Hi everyone,
I am new to this forum and this is a quick post to introduce myselft. I have been living for 20 years now with erythermalgia. The onset was very sudden at the age of 27 and very extended (feet and legs up to knees, hands, face and ears), on the bright side, my condition has been extremely stable ever since, no better, no worser. The warmer the weather and the more constant my flare ups, although I am kind of constantly in a flare up. My feet are never a normal temperature, they are other cold/icy or getting progressively warm/warmer/hot/burning, until I cool them again in water.
Thinking back, I think erythermalgia was lurking since my adolescence, and just popped up at a moment where I was possibly more stressed, but would have come anyway sooner or later. Ever since puberty, I’ve had livedo reticularis on my legs, thighs and even buttocks, which for me is already a sign of bad circulation, and most people with this seem to develop acrocyanosis and/or raynauds later on. I also developed acrocyanosis about 2 years before my erythermalgia appeared.
I don’t believe in the notion that cooling your feet in frozen water worsens the symptoms. I believe if your EM has to get worse, it will anyway. So I’ve always cooled my feet in cold/icy water as much as I wanted and it has never made things worse, on the contrary it is the only thing that helps soothe the uncomfort/pain. No medication I have tried has ever worked, so I stopped trying long ago.
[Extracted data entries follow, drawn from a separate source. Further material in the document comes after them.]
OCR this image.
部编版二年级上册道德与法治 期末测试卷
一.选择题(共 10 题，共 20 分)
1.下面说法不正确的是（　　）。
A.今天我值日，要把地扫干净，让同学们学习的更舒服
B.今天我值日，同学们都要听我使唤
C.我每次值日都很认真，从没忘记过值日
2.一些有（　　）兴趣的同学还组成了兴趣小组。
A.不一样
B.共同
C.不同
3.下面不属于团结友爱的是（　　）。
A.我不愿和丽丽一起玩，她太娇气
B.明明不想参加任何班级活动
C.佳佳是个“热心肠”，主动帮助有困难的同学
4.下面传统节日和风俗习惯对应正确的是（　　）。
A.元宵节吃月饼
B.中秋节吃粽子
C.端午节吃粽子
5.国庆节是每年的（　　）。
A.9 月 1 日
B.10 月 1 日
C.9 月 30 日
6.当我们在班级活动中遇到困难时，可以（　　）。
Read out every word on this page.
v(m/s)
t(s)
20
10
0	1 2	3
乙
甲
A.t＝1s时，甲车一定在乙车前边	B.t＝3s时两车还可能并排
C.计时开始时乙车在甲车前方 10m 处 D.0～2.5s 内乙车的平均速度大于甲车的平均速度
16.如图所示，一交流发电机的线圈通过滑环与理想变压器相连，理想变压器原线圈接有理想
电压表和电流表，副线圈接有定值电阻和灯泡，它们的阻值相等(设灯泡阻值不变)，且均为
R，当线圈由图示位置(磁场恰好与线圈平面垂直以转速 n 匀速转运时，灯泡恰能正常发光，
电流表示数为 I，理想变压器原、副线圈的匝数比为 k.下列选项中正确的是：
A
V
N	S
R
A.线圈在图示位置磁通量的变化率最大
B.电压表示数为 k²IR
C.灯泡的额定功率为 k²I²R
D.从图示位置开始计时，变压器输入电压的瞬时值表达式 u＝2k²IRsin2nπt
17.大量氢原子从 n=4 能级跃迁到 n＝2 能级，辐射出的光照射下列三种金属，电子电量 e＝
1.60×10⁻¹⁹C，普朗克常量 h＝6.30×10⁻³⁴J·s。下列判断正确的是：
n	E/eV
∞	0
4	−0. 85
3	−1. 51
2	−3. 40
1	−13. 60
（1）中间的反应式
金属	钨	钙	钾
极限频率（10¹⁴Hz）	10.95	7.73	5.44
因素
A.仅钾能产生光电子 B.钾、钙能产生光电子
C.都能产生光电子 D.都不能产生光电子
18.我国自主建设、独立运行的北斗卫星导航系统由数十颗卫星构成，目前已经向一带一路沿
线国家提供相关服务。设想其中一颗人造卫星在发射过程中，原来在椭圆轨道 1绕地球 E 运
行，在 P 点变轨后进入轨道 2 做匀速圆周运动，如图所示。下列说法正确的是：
I don’t have any problem sleeping (except when it’s very hot) as I don’t have air conditioning. What I do for a good night’s sleep, is prepare of basin of icy water, and the last thing I do before I go to bed is soak my feet in the water until my feet are nice and cold/ frozen even, and then I go to sleep with the covers off my feet, and if it’s hot or mild I also have a fan blowing on my feet all night. Doing this means that unless it's very hot, I have a nice peaceful night.
When it’s very cold, I can wear boots, but these have to be100% unlined leather. There must be absolutely no artificial lining or padding. But of course I am barefoot inside the boots.
Forgot to mention that I developed the symptoms in 1994, and self diagnosed a few years late when I got internet. I went to see different doctors some of which listened, some of which didn't. Those that did prescribed the different medications I'd researched, but none of them worked, or if they did, the so-called improvements were not worth the side effects of the medication.